A big part of it has to do with the decentralized nature of the American medical system, which in turn has to do with our political and administrative decentralization. If we had something like the U.K.’s National Health Service, it might make it easier to identify and hold accountable a particular institution or even a set of individuals for misguided medical practices. As it is, there is little data about who exactly is facilitating pediatric transition, what processes they are using, and how many American kids are being transitioned.
No less important, in the United States the transgender cause has been framed as (to quote Joe Biden) “the civil rights issue of our time.” Of essence here is the idea that “civil rights” depend on normalizing transgender identity as a natural and healthy human variation and reducing any stigma associated with it. But if you think about it, this makes a cautious, evidence-driven approach to medical management of childhood gender distress very unlikely. The assumption behind psychological prescreening of teens before prescribing them hormones and surgeries (something advocates of American-style “affirming” therapy strongly oppose) is that, all things considered, it is better for a person to feel comfortable in their own body—in other words, not to be transgender. Civil rights rhetoric creates strong pressures to eliminate such medical gatekeeping and take kids’ declarations at face value.
Who are some of the best books or authors you’ve read on gender issues?
On the institutional foundations for gender regulation in education, I know of no better book than R. Shep Melnick’s The Transformation of Title IX. Though focused on that statute, the book is really a deep dive into the obscure and opaque legal and administrative processes by which our public policies are created and enforced.
Melnick’s book came out in 2018, and there have been important developments since then in transgender medicine, law, and social policy. For a chilling and well-researched overview of what the new gender orthodoxies are doing to teenage girls, Abigail Shrier’s Irreversible Damage is a must-read. I’d supplement it with blogposts like this one by detransitioned young women who tell harrowing stories of being medically fast-tracked by well-intentioned but ideologically misguided medical “experts.” For those looking for a good resource on the scientific-medical research, I recommend SEGM’s website.
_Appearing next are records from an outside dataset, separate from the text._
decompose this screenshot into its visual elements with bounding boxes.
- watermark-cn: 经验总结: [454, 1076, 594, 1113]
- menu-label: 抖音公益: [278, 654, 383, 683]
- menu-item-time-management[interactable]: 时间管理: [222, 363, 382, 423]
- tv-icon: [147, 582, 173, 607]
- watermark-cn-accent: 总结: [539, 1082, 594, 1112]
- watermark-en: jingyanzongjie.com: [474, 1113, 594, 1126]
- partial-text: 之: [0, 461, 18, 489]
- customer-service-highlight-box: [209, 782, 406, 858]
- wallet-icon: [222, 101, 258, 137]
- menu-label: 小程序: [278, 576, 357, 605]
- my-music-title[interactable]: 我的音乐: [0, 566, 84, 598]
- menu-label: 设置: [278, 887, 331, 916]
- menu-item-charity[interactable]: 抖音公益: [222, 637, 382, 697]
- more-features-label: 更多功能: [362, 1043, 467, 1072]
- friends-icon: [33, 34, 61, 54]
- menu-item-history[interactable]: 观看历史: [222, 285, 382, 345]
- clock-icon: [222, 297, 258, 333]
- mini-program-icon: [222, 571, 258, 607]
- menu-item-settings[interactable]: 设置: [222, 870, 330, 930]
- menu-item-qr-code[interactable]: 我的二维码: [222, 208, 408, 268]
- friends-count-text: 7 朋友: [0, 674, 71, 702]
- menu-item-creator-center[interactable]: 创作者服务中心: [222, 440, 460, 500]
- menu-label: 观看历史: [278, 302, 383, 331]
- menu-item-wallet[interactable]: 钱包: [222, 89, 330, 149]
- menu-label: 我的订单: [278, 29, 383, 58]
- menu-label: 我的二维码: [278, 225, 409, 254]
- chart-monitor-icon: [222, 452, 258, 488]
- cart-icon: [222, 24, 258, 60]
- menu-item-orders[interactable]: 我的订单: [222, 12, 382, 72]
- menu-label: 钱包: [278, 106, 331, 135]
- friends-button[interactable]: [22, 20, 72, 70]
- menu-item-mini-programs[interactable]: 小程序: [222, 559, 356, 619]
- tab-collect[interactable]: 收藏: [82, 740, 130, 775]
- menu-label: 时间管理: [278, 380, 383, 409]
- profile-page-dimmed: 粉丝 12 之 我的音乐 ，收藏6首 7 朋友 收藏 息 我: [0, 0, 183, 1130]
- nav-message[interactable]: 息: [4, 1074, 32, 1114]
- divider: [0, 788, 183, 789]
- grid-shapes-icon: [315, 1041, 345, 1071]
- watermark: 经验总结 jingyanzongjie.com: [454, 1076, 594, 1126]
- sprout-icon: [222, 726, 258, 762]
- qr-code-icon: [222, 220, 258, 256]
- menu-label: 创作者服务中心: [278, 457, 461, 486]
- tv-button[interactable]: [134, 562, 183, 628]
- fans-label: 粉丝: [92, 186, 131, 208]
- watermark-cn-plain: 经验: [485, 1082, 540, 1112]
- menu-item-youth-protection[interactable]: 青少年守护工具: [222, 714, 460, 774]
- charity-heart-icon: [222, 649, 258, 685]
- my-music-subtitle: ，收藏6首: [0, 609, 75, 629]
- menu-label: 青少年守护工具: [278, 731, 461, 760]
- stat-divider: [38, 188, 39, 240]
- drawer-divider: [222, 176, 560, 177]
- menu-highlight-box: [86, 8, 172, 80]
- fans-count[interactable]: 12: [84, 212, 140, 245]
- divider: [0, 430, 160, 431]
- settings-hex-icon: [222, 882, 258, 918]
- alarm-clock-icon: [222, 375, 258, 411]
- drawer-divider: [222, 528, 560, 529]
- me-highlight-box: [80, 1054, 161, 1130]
In contrast to many conservative and feminist critics of transgenderism, I find that gender ideology is less important in shaping current realities than the deeper currents of our therapeutic culture. Carl Trueman’s The Rise and Triumph of the Modern Self is a good read on this topic, as is, of course, Philip Rieff’s classic Triumph of the Therapeutic. James Nolan’s lesser known but more up to date and institutionally focused The Therapeutic State is also helpful.
Finally, I think it’s necessary to have some familiarity with transgender/queer literature, which serves more as a rudder than an engine for trans policy. Judith Butler’s 1988 essay “Performative Acts and Gender Constitution” is illuminating because it shows how current mainstream progressive definitions of “gender identity” are in fact deeply at odds with queer theory. (The current pediatric gender-transition regime would make Michel Foucault turn in his grave.) More relevant—and eminently more readable—is UCLA sociologist Rogers Brubaker’s book Trans, which, though obviously sympathetic to transgenderism, sheds light on the movement’s inner contradictions and confusions. The transgender scholar-activist Susan Stryker has an introductory essay in The Transgender Studies Reader that makes the case that the fundamental purpose of transgenderism is to subvert the Western epistemological paradigm, which places objectivity and fact above subjectivity and feeling. Trans activists deny such things when speaking to mainstream liberals but openly and enthusiastically say them when nestled in their academic cocoons.